Date: Friday, December 18, 2015
Author: Associated Press

A boyish-looking entrepreneur who became the new face of corporate greed when he jacked up the price of a lifesaving drug fiftyfold was led away in handcuffs by the U.S. FBI on unrelated fraud charges Thursday in a scene that left more than a few Americans positively gleeful.

Martin Shkreli, a 32-year-old former hedge fund manager and relentless self-promoter who has called himself "the world's most eligible bachelor" on Twitter, was arrested in a grey hoodie and taken into federal court in Brooklyn, where he pleaded not guilty. He was released on US$5 million bail.

If convicted, he could get up to 20 years in prison. He left court without speaking to reporters. His attorneys had no immediate comment.

Online, many people took delight in his arrest, calling him a greedy, arrogant "punk" who gave capitalism a bad name and got what was coming to him. Some cracked jokes about lawyers jacking up their hourly fees 5,000 per cent to defend him in his hour of need.

Prosecutors said that between 2009 and 2014, Shkreli lost some of his hedge fund investors' money through bad trades, then looted Retrophin, a pharmaceutical company where he was CEO, for US$11 million to pay back his disgruntled clients.

Shkreli "engaged in multiple schemes to ensnare investors through a web of lies and deceit," U.S. Attorney Robert Capers said in a statement.

Shkreli was charged with securities fraud and conspiracy. A second defendant, lawyer Evan Greebel, of Scarsdale, New York, was charged with conspiracy and also pleaded not guilty.

A spokesman for Shkreli released a statement saying he denies the charges and "expects to be fully vindicated."

"It is no coincidence that these charges, the result of investigations which have been languishing for considerable time, have been filed at the same time of Shkreli's high-profile, controversial and yet unrelated activities," said spokesman Craig Stevens.

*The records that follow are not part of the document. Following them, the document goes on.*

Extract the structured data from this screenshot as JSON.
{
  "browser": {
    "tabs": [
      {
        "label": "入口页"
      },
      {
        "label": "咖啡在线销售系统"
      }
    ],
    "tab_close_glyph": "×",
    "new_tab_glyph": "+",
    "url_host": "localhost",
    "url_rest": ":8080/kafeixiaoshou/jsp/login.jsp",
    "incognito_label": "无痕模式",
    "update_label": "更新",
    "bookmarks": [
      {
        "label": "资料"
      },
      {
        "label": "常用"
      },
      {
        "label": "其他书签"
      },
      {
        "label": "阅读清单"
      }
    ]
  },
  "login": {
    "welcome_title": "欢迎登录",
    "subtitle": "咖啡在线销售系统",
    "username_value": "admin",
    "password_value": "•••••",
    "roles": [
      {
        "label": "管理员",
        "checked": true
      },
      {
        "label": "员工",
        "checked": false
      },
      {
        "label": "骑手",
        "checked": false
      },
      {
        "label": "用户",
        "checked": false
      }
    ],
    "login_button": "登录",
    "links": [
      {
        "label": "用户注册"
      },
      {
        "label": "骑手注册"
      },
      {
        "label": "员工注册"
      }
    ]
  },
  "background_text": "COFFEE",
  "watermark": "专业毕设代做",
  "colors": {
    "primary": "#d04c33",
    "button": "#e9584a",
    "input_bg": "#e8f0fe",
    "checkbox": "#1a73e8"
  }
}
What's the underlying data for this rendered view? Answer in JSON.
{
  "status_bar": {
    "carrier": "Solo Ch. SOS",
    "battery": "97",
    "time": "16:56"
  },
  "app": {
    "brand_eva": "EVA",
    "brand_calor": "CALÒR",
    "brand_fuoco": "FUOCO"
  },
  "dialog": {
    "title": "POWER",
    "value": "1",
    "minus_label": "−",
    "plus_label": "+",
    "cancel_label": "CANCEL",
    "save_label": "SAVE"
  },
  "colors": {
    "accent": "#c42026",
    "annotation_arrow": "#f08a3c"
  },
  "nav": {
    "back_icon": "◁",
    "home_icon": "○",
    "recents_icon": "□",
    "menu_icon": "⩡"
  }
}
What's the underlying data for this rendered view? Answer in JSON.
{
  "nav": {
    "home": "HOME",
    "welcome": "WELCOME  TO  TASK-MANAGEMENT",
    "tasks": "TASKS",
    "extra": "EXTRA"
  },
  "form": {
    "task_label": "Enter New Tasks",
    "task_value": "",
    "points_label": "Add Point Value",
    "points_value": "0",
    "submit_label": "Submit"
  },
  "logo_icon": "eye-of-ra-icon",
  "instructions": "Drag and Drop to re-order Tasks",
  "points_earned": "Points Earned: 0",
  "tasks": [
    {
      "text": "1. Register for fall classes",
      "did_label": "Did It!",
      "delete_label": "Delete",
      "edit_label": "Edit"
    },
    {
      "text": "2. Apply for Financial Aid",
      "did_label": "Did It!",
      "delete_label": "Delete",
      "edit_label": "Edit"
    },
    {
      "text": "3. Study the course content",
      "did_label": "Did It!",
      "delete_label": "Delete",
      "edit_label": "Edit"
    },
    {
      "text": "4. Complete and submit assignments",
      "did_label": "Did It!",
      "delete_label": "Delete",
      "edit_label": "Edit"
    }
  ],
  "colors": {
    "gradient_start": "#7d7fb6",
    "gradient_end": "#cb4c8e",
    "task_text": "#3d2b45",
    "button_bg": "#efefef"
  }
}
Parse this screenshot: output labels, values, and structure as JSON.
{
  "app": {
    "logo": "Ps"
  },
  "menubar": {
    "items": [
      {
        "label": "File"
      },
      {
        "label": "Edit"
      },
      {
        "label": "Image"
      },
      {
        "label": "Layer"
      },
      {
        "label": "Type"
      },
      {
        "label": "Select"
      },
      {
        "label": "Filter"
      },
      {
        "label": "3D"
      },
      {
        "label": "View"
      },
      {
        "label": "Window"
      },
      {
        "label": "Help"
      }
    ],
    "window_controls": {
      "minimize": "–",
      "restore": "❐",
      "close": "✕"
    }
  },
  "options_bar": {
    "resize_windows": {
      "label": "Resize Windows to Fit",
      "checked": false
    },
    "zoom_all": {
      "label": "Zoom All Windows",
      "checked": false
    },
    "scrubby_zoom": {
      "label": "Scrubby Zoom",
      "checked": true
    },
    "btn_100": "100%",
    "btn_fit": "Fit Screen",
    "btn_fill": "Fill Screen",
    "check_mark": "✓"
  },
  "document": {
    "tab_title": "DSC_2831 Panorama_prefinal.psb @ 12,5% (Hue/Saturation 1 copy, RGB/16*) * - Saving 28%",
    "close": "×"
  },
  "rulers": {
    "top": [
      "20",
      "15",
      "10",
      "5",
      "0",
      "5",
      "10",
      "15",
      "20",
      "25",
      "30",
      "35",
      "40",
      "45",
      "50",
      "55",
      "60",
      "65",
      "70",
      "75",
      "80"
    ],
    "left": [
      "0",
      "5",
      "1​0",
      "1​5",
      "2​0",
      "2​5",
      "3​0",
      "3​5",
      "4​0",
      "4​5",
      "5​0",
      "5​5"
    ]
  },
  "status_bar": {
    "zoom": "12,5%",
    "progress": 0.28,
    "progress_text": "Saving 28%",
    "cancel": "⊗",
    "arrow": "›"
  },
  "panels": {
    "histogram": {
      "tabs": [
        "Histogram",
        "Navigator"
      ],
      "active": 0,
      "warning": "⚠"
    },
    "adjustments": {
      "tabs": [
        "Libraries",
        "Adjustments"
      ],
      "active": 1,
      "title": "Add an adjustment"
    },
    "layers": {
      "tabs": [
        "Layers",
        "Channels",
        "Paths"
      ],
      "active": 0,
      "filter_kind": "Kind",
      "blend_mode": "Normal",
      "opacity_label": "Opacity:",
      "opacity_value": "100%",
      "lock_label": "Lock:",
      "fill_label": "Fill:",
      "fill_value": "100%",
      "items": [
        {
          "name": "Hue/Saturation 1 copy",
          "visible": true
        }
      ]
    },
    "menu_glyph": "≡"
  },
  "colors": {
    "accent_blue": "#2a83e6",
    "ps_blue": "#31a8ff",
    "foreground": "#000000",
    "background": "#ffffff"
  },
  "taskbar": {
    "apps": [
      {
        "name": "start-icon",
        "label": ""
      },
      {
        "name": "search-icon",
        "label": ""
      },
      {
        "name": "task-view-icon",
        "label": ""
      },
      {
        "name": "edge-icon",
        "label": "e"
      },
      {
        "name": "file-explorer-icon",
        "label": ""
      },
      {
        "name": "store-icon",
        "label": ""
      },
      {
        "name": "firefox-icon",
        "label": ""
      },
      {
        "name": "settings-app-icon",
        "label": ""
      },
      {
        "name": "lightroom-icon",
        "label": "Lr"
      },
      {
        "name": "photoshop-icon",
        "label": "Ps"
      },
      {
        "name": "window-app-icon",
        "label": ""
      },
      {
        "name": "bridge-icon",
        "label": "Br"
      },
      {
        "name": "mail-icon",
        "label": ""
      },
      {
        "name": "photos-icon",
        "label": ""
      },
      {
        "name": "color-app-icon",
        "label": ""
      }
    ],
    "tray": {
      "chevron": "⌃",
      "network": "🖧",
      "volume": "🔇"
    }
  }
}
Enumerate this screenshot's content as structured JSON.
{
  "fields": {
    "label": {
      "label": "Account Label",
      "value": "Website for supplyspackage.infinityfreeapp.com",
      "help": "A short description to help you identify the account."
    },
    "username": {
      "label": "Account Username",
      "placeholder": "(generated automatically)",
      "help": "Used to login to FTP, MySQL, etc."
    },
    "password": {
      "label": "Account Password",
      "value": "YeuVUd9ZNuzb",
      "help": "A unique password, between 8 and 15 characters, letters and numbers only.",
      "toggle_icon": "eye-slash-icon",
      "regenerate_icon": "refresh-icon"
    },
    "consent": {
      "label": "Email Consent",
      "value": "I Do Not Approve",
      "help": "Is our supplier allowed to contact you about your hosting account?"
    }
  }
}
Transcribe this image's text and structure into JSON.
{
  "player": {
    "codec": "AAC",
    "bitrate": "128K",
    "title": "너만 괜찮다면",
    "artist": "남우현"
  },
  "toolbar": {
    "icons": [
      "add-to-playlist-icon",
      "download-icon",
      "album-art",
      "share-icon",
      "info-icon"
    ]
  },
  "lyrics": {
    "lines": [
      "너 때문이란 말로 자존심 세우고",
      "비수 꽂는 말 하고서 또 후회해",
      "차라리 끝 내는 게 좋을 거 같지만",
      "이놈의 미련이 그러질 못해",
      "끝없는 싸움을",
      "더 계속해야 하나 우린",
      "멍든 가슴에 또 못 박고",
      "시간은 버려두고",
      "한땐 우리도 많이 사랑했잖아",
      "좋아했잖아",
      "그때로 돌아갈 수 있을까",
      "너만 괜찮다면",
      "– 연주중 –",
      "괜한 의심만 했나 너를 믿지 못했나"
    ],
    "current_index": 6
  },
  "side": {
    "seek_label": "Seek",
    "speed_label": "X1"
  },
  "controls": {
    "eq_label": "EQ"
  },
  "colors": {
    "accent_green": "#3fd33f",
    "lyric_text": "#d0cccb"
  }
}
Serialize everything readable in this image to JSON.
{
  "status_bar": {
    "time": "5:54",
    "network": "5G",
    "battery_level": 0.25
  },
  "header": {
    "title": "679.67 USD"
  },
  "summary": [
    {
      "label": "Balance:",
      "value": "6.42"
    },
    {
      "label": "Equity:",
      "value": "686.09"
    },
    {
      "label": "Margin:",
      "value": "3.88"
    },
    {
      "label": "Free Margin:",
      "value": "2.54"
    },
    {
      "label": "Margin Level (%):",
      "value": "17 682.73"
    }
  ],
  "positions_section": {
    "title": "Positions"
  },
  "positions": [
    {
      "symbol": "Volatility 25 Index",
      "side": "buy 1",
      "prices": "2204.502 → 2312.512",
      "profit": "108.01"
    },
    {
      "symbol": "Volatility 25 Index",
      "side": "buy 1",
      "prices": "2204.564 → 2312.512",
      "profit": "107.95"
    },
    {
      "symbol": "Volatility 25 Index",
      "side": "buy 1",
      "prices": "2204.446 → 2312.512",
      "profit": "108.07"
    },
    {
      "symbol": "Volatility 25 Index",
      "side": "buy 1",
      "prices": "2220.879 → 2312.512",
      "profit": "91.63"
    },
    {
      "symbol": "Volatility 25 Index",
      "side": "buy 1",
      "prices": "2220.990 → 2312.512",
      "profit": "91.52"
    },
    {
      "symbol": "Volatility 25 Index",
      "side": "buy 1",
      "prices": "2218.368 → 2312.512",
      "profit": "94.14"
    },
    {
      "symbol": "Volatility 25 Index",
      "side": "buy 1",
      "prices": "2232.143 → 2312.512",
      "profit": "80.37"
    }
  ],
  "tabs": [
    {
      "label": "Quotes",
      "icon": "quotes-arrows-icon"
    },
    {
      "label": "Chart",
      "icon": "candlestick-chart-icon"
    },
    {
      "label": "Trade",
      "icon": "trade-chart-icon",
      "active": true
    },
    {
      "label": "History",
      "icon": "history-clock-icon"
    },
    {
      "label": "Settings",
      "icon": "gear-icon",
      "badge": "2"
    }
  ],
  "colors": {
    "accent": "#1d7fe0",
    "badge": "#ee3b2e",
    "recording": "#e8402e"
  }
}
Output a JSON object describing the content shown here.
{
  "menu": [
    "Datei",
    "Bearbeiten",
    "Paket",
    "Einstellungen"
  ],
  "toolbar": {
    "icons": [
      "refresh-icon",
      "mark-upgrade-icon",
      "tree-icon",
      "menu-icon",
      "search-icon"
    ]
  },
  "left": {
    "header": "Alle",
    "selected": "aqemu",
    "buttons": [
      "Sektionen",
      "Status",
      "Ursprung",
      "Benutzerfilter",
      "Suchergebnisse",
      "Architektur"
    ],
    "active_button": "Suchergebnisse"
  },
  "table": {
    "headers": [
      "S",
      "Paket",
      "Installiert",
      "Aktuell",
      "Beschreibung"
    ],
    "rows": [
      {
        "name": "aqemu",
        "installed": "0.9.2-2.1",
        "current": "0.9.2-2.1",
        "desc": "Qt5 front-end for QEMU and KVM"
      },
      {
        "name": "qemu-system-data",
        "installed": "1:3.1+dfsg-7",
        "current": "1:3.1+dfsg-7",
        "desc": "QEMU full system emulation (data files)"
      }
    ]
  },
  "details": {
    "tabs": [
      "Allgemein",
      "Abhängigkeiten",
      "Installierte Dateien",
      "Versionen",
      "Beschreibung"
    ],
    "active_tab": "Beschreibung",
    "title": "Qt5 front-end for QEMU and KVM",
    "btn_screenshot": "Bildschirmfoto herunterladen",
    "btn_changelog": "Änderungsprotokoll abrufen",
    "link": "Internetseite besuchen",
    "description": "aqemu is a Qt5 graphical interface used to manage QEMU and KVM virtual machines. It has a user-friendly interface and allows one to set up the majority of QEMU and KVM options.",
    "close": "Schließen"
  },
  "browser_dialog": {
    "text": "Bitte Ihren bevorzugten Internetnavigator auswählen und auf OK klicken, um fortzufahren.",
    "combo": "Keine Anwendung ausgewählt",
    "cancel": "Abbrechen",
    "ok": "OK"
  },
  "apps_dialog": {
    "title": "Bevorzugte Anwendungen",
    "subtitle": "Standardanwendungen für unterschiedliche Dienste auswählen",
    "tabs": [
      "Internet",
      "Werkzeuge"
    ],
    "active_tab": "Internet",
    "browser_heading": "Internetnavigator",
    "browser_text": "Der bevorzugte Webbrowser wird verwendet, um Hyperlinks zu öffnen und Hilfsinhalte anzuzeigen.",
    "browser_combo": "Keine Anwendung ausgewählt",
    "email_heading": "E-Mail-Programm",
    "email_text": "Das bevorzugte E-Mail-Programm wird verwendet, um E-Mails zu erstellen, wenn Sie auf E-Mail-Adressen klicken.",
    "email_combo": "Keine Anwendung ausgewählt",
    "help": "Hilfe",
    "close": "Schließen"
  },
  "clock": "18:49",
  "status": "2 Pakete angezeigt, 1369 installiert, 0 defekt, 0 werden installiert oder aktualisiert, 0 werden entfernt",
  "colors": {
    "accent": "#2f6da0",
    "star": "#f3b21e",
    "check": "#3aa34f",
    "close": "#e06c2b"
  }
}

In September, Shkreli was widely vilified after a drug company he founded, Turing Pharmaceuticals, spent US$55 million for the U.S. rights to sell a medicine called Daraprim and promptly raised the price from US$13.50 to US$750 per pill.

The 62-year-old drug is the only approved treatment for toxoplasmosis, a rare parasitic disease that mainly strikes pregnant women, cancer patients and AIDS patients.